### In Praise of Dependent Types

#### Posted by Mike Shulman

I’ve written before about “structural” foundations for mathematics, which can also be thought of as “typed” foundations, in the sense that every object comes with a type, and typing restrictions prevent us from even asking certain nonsensical questions. For instance, whether the cyclic group of order 17 is equal to the square root of 2 is such a nonsensical question, since the first is a group while the second is a real number, and only things of the same type can be compared for equality.

The structural axiom systems we’ve talked about, such as ETCS and SEAR, are presented as first-order theories whose objects of study are things with names such as “sets,” “functions,” and “relations.” Although such presentations look a bit different (and hopefully less syntactically imposing) than what is usually called type theory, it’s not too hard to write down more traditional-looking “type theories” that capture essentially the same models as ETCS and SEAR. However, these theories are missing an important aspect that is present in many type theories, namely *dependent types*.
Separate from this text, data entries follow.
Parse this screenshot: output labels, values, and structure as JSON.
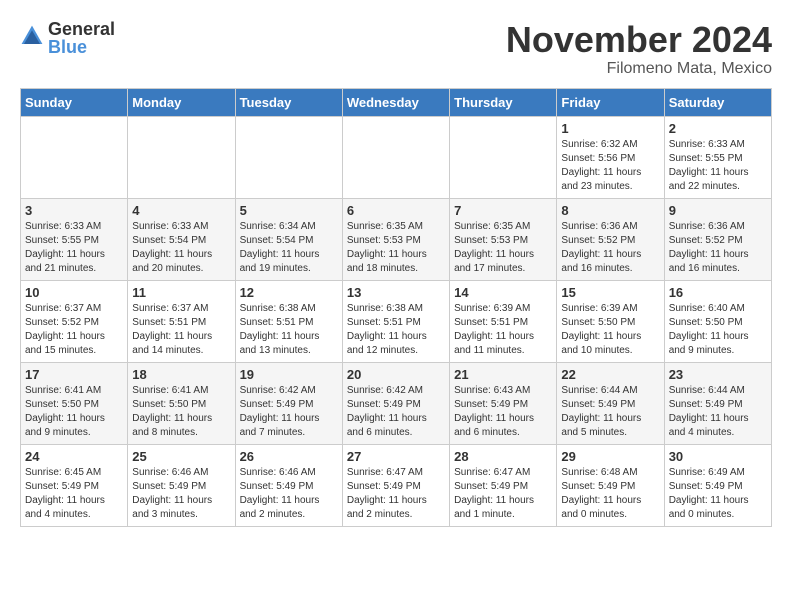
{
  "header": {
    "logo_general": "General",
    "logo_blue": "Blue",
    "month_title": "November 2024",
    "location": "Filomeno Mata, Mexico"
  },
  "calendar": {
    "days_of_week": [
      "Sunday",
      "Monday",
      "Tuesday",
      "Wednesday",
      "Thursday",
      "Friday",
      "Saturday"
    ],
    "weeks": [
      [
        {
          "day": "",
          "info": ""
        },
        {
          "day": "",
          "info": ""
        },
        {
          "day": "",
          "info": ""
        },
        {
          "day": "",
          "info": ""
        },
        {
          "day": "",
          "info": ""
        },
        {
          "day": "1",
          "info": "Sunrise: 6:32 AM\nSunset: 5:56 PM\nDaylight: 11 hours and 23 minutes."
        },
        {
          "day": "2",
          "info": "Sunrise: 6:33 AM\nSunset: 5:55 PM\nDaylight: 11 hours and 22 minutes."
        }
      ],
      [
        {
          "day": "3",
          "info": "Sunrise: 6:33 AM\nSunset: 5:55 PM\nDaylight: 11 hours and 21 minutes."
        },
        {
          "day": "4",
          "info": "Sunrise: 6:33 AM\nSunset: 5:54 PM\nDaylight: 11 hours and 20 minutes."
        },
        {
          "day": "5",
          "info": "Sunrise: 6:34 AM\nSunset: 5:54 PM\nDaylight: 11 hours and 19 minutes."
        },
        {
          "day": "6",
          "info": "Sunrise: 6:35 AM\nSunset: 5:53 PM\nDaylight: 11 hours and 18 minutes."
        },
        {
          "day": "7",
          "info": "Sunrise: 6:35 AM\nSunset: 5:53 PM\nDaylight: 11 hours and 17 minutes."
        },
        {
          "day": "8",
          "info": "Sunrise: 6:36 AM\nSunset: 5:52 PM\nDaylight: 11 hours and 16 minutes."
        },
        {
          "day": "9",
          "info": "Sunrise: 6:36 AM\nSunset: 5:52 PM\nDaylight: 11 hours and 16 minutes."
        }
      ],
      [
        {
          "day": "10",
          "info": "Sunrise: 6:37 AM\nSunset: 5:52 PM\nDaylight: 11 hours and 15 minutes."
        },
        {
          "day": "11",
          "info": "Sunrise: 6:37 AM\nSunset: 5:51 PM\nDaylight: 11 hours and 14 minutes."
        },
        {
          "day": "12",
          "info": "Sunrise: 6:38 AM\nSunset: 5:51 PM\nDaylight: 11 hours and 13 minutes."
        },
        {
          "day": "13",
          "info": "Sunrise: 6:38 AM\nSunset: 5:51 PM\nDaylight: 11 hours and 12 minutes."
        },
        {
          "day": "14",
          "info": "Sunrise: 6:39 AM\nSunset: 5:51 PM\nDaylight: 11 hours and 11 minutes."
        },
        {
          "day": "15",
          "info": "Sunrise: 6:39 AM\nSunset: 5:50 PM\nDaylight: 11 hours and 10 minutes."
        },
        {
          "day": "16",
          "info": "Sunrise: 6:40 AM\nSunset: 5:50 PM\nDaylight: 11 hours and 9 minutes."
        }
      ],
      [
        {
          "day": "17",
          "info": "Sunrise: 6:41 AM\nSunset: 5:50 PM\nDaylight: 11 hours and 9 minutes."
        },
        {
          "day": "18",
          "info": "Sunrise: 6:41 AM\nSunset: 5:50 PM\nDaylight: 11 hours and 8 minutes."
        },
        {
          "day": "19",
          "info": "Sunrise: 6:42 AM\nSunset: 5:49 PM\nDaylight: 11 hours and 7 minutes."
        },
        {
          "day": "20",
          "info": "Sunrise: 6:42 AM\nSunset: 5:49 PM\nDaylight: 11 hours and 6 minutes."
        },
        {
          "day": "21",
          "info": "Sunrise: 6:43 AM\nSunset: 5:49 PM\nDaylight: 11 hours and 6 minutes."
        },
        {
          "day": "22",
          "info": "Sunrise: 6:44 AM\nSunset: 5:49 PM\nDaylight: 11 hours and 5 minutes."
        },
        {
          "day": "23",
          "info": "Sunrise: 6:44 AM\nSunset: 5:49 PM\nDaylight: 11 hours and 4 minutes."
        }
      ],
      [
        {
          "day": "24",
          "info": "Sunrise: 6:45 AM\nSunset: 5:49 PM\nDaylight: 11 hours and 4 minutes."
        },
        {
          "day": "25",
          "info": "Sunrise: 6:46 AM\nSunset: 5:49 PM\nDaylight: 11 hours and 3 minutes."
        },
        {
          "day": "26",
          "info": "Sunrise: 6:46 AM\nSunset: 5:49 PM\nDaylight: 11 hours and 2 minutes."
        },
        {
          "day": "27",
          "info": "Sunrise: 6:47 AM\nSunset: 5:49 PM\nDaylight: 11 hours and 2 minutes."
        },
        {
          "day": "28",
          "info": "Sunrise: 6:47 AM\nSunset: 5:49 PM\nDaylight: 11 hours and 1 minute."
        },
        {
          "day": "29",
          "info": "Sunrise: 6:48 AM\nSunset: 5:49 PM\nDaylight: 11 hours and 0 minutes."
        },
        {
          "day": "30",
          "info": "Sunrise: 6:49 AM\nSunset: 5:49 PM\nDaylight: 11 hours and 0 minutes."
        }
      ]
    ]
  }
}
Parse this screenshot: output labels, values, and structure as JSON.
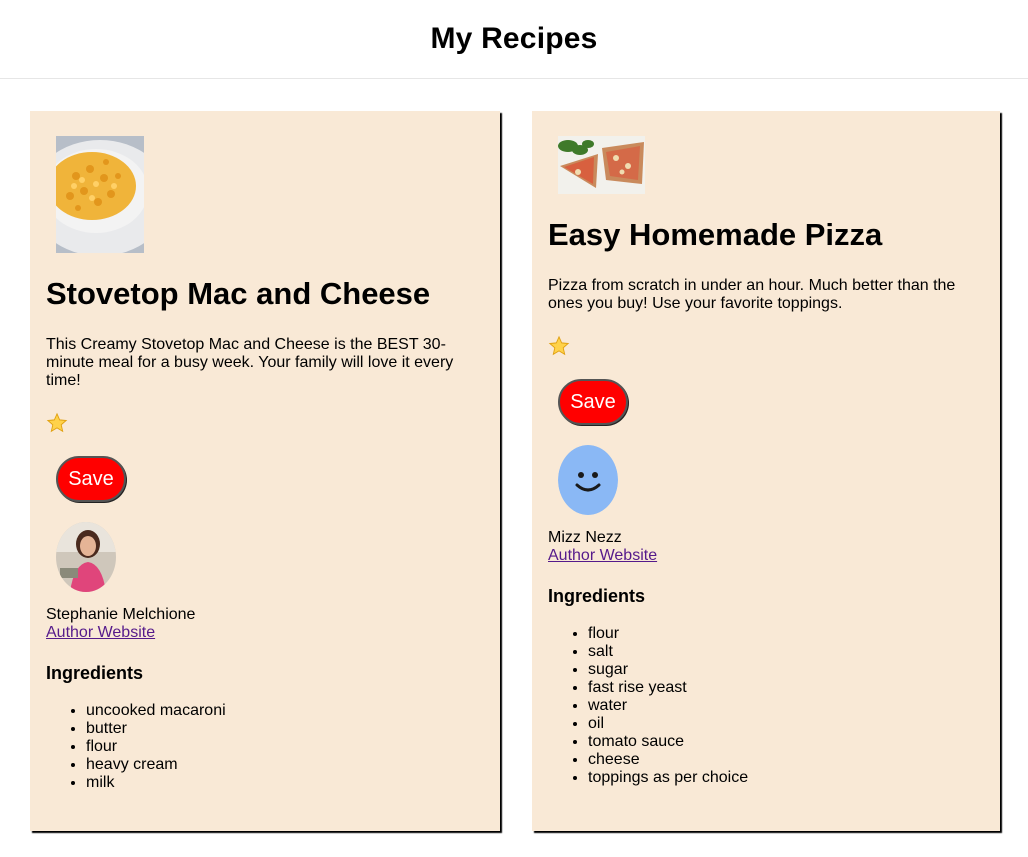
{
  "page": {
    "title": "My Recipes"
  },
  "recipes": [
    {
      "title": "Stovetop Mac and Cheese",
      "description": "This Creamy Stovetop Mac and Cheese is the BEST 30-minute meal for a busy week. Your family will love it every time!",
      "rating_icon": "star-icon",
      "save_label": "Save",
      "author": {
        "name": "Stephanie Melchione",
        "link_label": "Author Website",
        "avatar": "author-photo"
      },
      "image": "mac-and-cheese-photo",
      "ingredients_title": "Ingredients",
      "ingredients": [
        "uncooked macaroni",
        "butter",
        "flour",
        "heavy cream",
        "milk"
      ]
    },
    {
      "title": "Easy Homemade Pizza",
      "description": "Pizza from scratch in under an hour. Much better than the ones you buy! Use your favorite toppings.",
      "rating_icon": "star-icon",
      "save_label": "Save",
      "author": {
        "name": "Mizz Nezz",
        "link_label": "Author Website",
        "avatar": "smiley-avatar-icon"
      },
      "image": "pizza-photo",
      "ingredients_title": "Ingredients",
      "ingredients": [
        "flour",
        "salt",
        "sugar",
        "fast rise yeast",
        "water",
        "oil",
        "tomato sauce",
        "cheese",
        "toppings as per choice"
      ]
    }
  ],
  "colors": {
    "card_bg": "#f9e9d6",
    "save_bg": "#ff0000",
    "link": "#551a8b",
    "avatar_blue": "#8ab8f5",
    "star": "#ffd24a"
  }
}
If your introduction to type theory has been through topos theory and categorical logic, as mine was, it may take some time to really appreciate dependent types. At least, it’s taken me until now. The Elephant spends all of one section of one chapter (D4.4) on dependent type theory as the internal logic of locally cartesian closed categories, closing with the remark that the generalization from topoi to such categories “…has been won at the cost of a very considerable increase in the complexity of the calculus itself, and so we shall not pursue it further.” However, while dependent types are not *necessary* in any theory containing powersets (which, I think, includes all the foundational theories of interest to most mathematicians), I’m coming to believe that they are really a very convenient, natural, and ubiquitous notion.
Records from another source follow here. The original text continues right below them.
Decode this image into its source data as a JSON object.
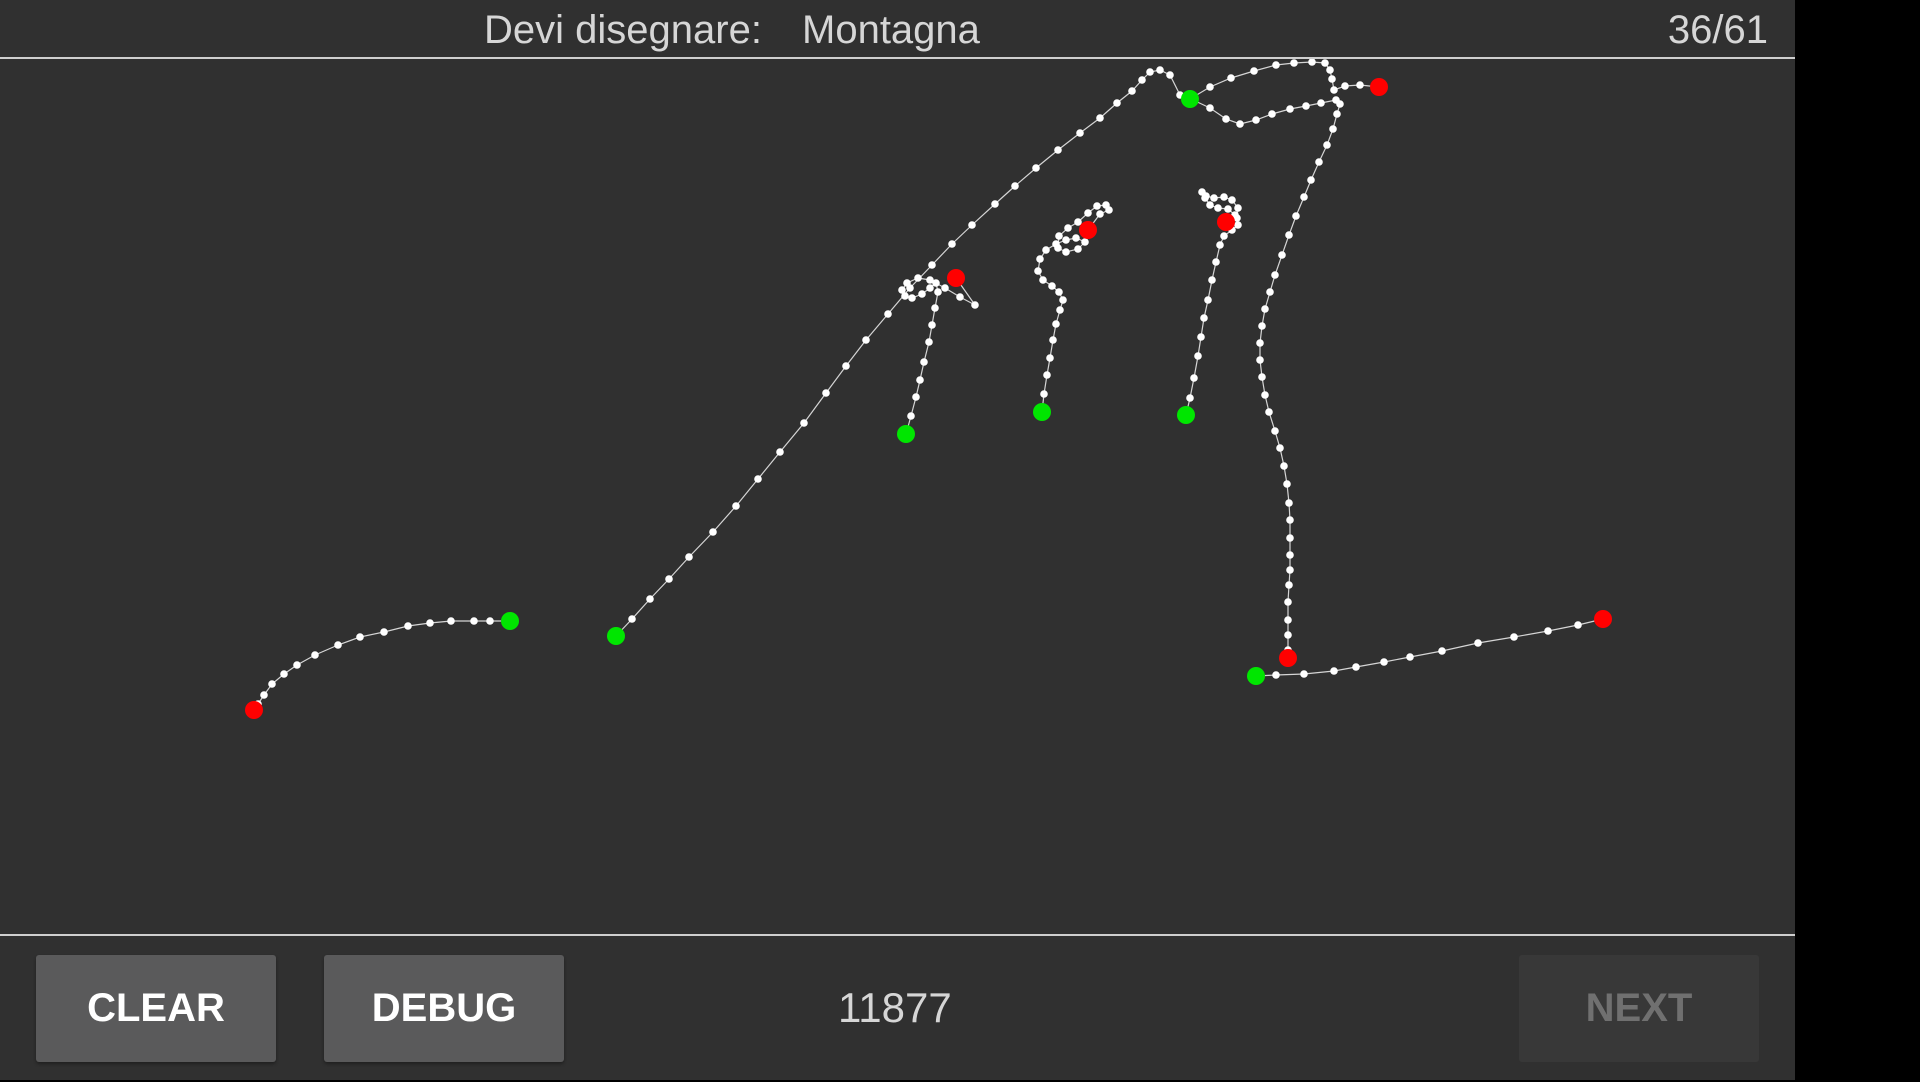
{
  "header": {
    "prompt_label": "Devi disegnare:",
    "prompt_word": "Montagna",
    "progress": "36/61"
  },
  "footer": {
    "clear_label": "CLEAR",
    "debug_label": "DEBUG",
    "score": "11877",
    "next_label": "NEXT"
  },
  "colors": {
    "background": "#303030",
    "stroke": "#ffffff",
    "stroke_start": "#00e600",
    "stroke_end": "#ff0000",
    "button": "#5a5a5b",
    "button_disabled": "#383838"
  }
}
Dependent types are really everywhere in mathematics. Wherever we speak about “a family of sets” indexed by some other set, that’s a dependent type. For instance, let $C$ be a small category and consider the notion of a $C$-diagram in $Set$, i.e. a functor $F\colon C\to Set$. This consists of a *family* of sets $F_0(c)$ for each $c\in ob(C)$, together with a family of functions $F_1(f)\colon F_0(c)\to F_0(c')$ for each $f\colon c\to c'$ in $C$, satisfying functoriality axioms. In other words, $F_0$ is a *dependent type* which depends on specifying an element of the set $ob(C)$.

Dependent types are also everywhere in natural language. One standard example is that for any month $m$, there is a type (or set) $D(m)$ of the days in that month. Since different months have different numbers of days, the cardinality of $D(m)$ is different for different $m$. Of course, because of leap years, $D$ actually depends not only on $m$ but also on a year $y$. David gave a couple of nice examples here of the need for dependent types in expressing quantifiers in everyday language.

In a material set theory such as ZFC, where everything is a set, including the elements of other sets, we can talk about “sets of sets” instead of “families of sets.” This isn’t quite a dependent type, though, since (in the functor example) we need each set $F_0(c)$ to be associated to the element $c$ of the previously given set $ob(C)$. But we can instead consider $F_0$ to be the set of ordered pairs $(c,F_0(c))$, which again is possible since the components of an ordered pair can themselves *be* sets. Another way of saying this is that $F_0$ is a “function” from $ob(C)$ to the proper class of all sets.

In a structural set theory such as ETCS or SEAR, dependent types have to be expressed differently, since the elements of sets and ordered pair are not themselves sets. The standard trick is to model $F_0$ by a single set which is intuitively the disjoint union $\coprod_{c\in ob(C)} F_0(c)$, equipped with the obvious function $F_0 \to ob(C)$. The particular sets $F_0(c)$ can then be recovered (up to isomorphism, of course) as the fibers of this projection.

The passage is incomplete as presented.